On Tue, Dec 19, 2017 at 05:11:38PM -0800, Dan Williams wrote:
On Fri, Nov 10, 2017 at 1:08 AM, Christoph Hellwig <hch(a)lst.de>
wrote:
>> + struct {
>> + /*
>> + * ZONE_DEVICE pages are never on an lru or handled by
>> + * a slab allocator, this points to the hosting device
>> + * page map.
>> + */
>> + struct dev_pagemap *pgmap;
>> + /*
>> + * inode association for MEMORY_DEVICE_FS_DAX page-idle
>> + * callbacks. Note that we don't use ->mapping
since
>> + * that has hard coded page-cache assumptions in
>> + * several paths.
>> + */
>
> What assumptions? I'd much rather fix those up than having two fields
> that have the same functionality.
[ Reviving this old thread where you asked why I introduce page->inode
instead of reusing page->mapping ]
For example, xfs_vm_set_page_dirty() assumes that page->mapping being
non-NULL indicates a typical page cache page, this is a false
assumption for DAX.
That means every single filesystem has an incorrect assumption for
DAX pages. xfs_vm_set_page_dirty() is derived directly from
__set_page_dirty_buffers(), which is the default function that
set_page_dirty() calls to do it's work. Indeed, ext4 also calls
__set_page_dirty_buffers(), so whatever problem XFS has here with
DAX and racing truncates is going to manifest in ext4 as well.

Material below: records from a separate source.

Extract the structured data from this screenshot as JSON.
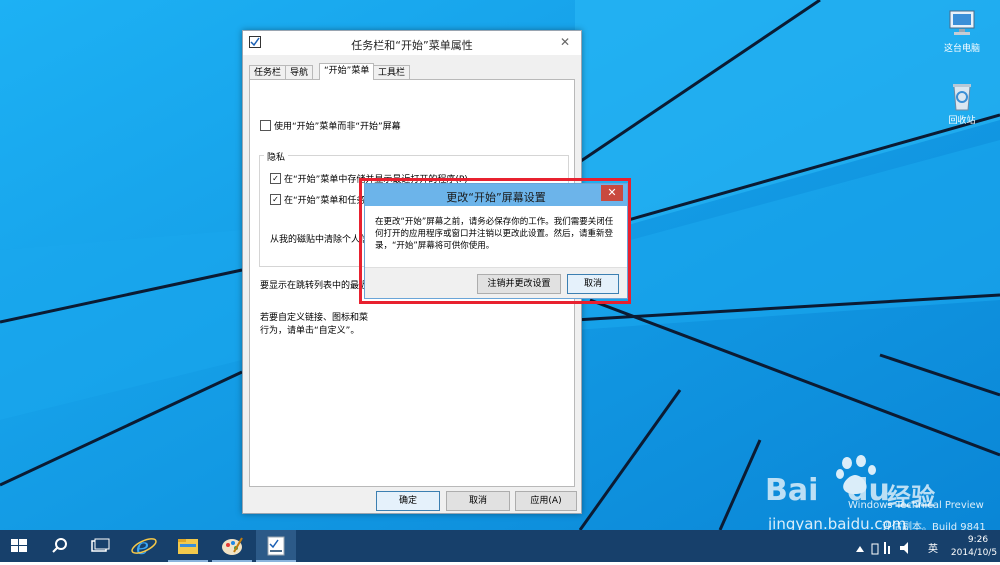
{
  "desktop": {
    "icons": [
      {
        "label": "这台电脑",
        "icon": "computer-icon"
      },
      {
        "label": "回收站",
        "icon": "recycle-bin-icon"
      }
    ]
  },
  "main_window": {
    "title": "任务栏和“开始”菜单属性",
    "tabs": [
      "任务栏",
      "导航",
      "“开始”菜单",
      "工具栏"
    ],
    "active_tab": "“开始”菜单",
    "use_start_menu_checkbox": {
      "label": "使用“开始”菜单而非“开始”屏幕",
      "checked": false
    },
    "privacy_group": {
      "title": "隐私",
      "checkbox_1": {
        "label": "在“开始”菜单中存储并显示最近打开的程序(P)",
        "checked": true
      },
      "checkbox_2": {
        "label": "在“开始”菜单和任务栏中存储并显示最近打开的项目(M)",
        "checked": true
      },
      "remove_text": "从我的磁贴中清除个人信"
    },
    "jumplist_text": "要显示在跳转列表中的最近",
    "customize_text_1": "若要自定义链接、图标和菜",
    "customize_text_2": "行为，请单击“自定义”。",
    "buttons": {
      "ok": "确定",
      "cancel": "取消",
      "apply": "应用(A)"
    }
  },
  "dialog": {
    "title": "更改“开始”屏幕设置",
    "message": "在更改“开始”屏幕之前，请务必保存你的工作。我们需要关闭任何打开的应用程序或窗口并注销以更改此设置。然后，请重新登录，“开始”屏幕将可供你使用。",
    "buttons": {
      "signout": "注销并更改设置",
      "cancel": "取消"
    }
  },
  "watermark": {
    "line1": "Windows Technical Preview",
    "line2": "评估副本。Build 9841",
    "baidu": "Bai",
    "baidu2": "du",
    "jingyan": "经验",
    "url": "jingyan.baidu.com"
  },
  "taskbar": {
    "items": [
      {
        "name": "start",
        "icon": "windows-logo-icon"
      },
      {
        "name": "search",
        "icon": "search-icon"
      },
      {
        "name": "task-view",
        "icon": "task-view-icon"
      },
      {
        "name": "ie",
        "icon": "internet-explorer-icon"
      },
      {
        "name": "explorer",
        "icon": "file-explorer-icon"
      },
      {
        "name": "paint",
        "icon": "paint-icon"
      },
      {
        "name": "properties",
        "icon": "taskbar-properties-icon"
      }
    ],
    "tray": {
      "ime": "英",
      "time": "9:26",
      "date": "2014/10/5"
    }
  },
  "colors": {
    "desktop": "#0f9be8",
    "taskbar": "#17406b",
    "highlight": "#e8212f",
    "dialog_title": "#6cb4ea"
  }
}
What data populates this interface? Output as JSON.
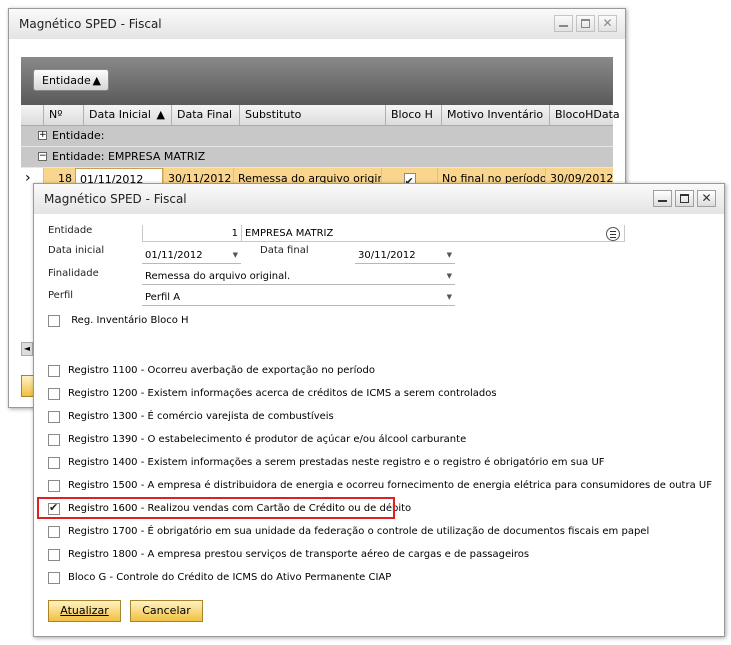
{
  "back_window": {
    "title": "Magnético SPED - Fiscal",
    "group_chip": {
      "label": "Entidade",
      "arrow": "▲"
    },
    "columns": [
      "Nº",
      "Data Inicial",
      "Data Final",
      "Substituto",
      "Bloco H",
      "Motivo Inventário",
      "BlocoHData"
    ],
    "sort_arrow": "▲",
    "groups": [
      {
        "toggle": "+",
        "label": "Entidade:"
      },
      {
        "toggle": "−",
        "label": "Entidade: EMPRESA MATRIZ"
      }
    ],
    "row": {
      "marker": "›",
      "num": "18",
      "data_inicial": "01/11/2012",
      "data_final": "30/11/2012",
      "substituto": "Remessa do arquivo original.",
      "bloco_h": true,
      "motivo": "No final no período",
      "bloco_h_data": "30/09/2012"
    }
  },
  "dialog": {
    "title": "Magnético SPED - Fiscal",
    "entidade": {
      "label": "Entidade",
      "code": "1",
      "name": "EMPRESA MATRIZ"
    },
    "data_inicial": {
      "label": "Data inicial",
      "value": "01/11/2012"
    },
    "data_final": {
      "label": "Data final",
      "value": "30/11/2012"
    },
    "finalidade": {
      "label": "Finalidade",
      "value": "Remessa do arquivo original."
    },
    "perfil": {
      "label": "Perfil",
      "value": "Perfil A"
    },
    "reg_inventario": {
      "label": "Reg. Inventário Bloco H",
      "checked": false
    },
    "registros": [
      {
        "label": "Registro 1100 - Ocorreu averbação de exportação no período",
        "checked": false
      },
      {
        "label": "Registro 1200 - Existem informações acerca de créditos de ICMS a serem controlados",
        "checked": false
      },
      {
        "label": "Registro 1300 - É comércio varejista de combustíveis",
        "checked": false
      },
      {
        "label": "Registro 1390 - O estabelecimento é produtor de açúcar e/ou álcool carburante",
        "checked": false
      },
      {
        "label": "Registro 1400 - Existem informações a serem prestadas neste registro e o registro é obrigatório em sua UF",
        "checked": false
      },
      {
        "label": "Registro 1500 - A empresa é distribuidora de energia e ocorreu fornecimento de energia elétrica para consumidores de outra UF",
        "checked": false
      },
      {
        "label": "Registro 1600 - Realizou vendas com Cartão de Crédito ou de débito",
        "checked": true
      },
      {
        "label": "Registro 1700 - É obrigatório em sua unidade da federação o controle de utilização de documentos fiscais em papel",
        "checked": false
      },
      {
        "label": "Registro 1800 - A empresa prestou serviços de transporte aéreo de cargas e de passageiros",
        "checked": false
      },
      {
        "label": "Bloco G - Controle do Crédito de ICMS do Ativo Permanente CIAP",
        "checked": false
      }
    ],
    "buttons": {
      "update": "Atualizar",
      "cancel": "Cancelar"
    }
  }
}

My guess at a fix for this is to add
pagecache_page() checks to locations like this, but I worry about how
to find them all. Where pagecache_page() is:
bool pagecache_page(struct page *page)
{
if (!page->mapping)
return false;
if (!IS_DAX(page->mapping->host))
return false;
return true;
}
This is likely to be a problem in lots more places if we have to
treat "has page been truncated away" race checks on dax mappings
differently to page cache mappings. This smells of a whack-a-mole
style bandaid to me....
Cheers,
Dave.
--
Dave Chinner
david(a)fromorbit.com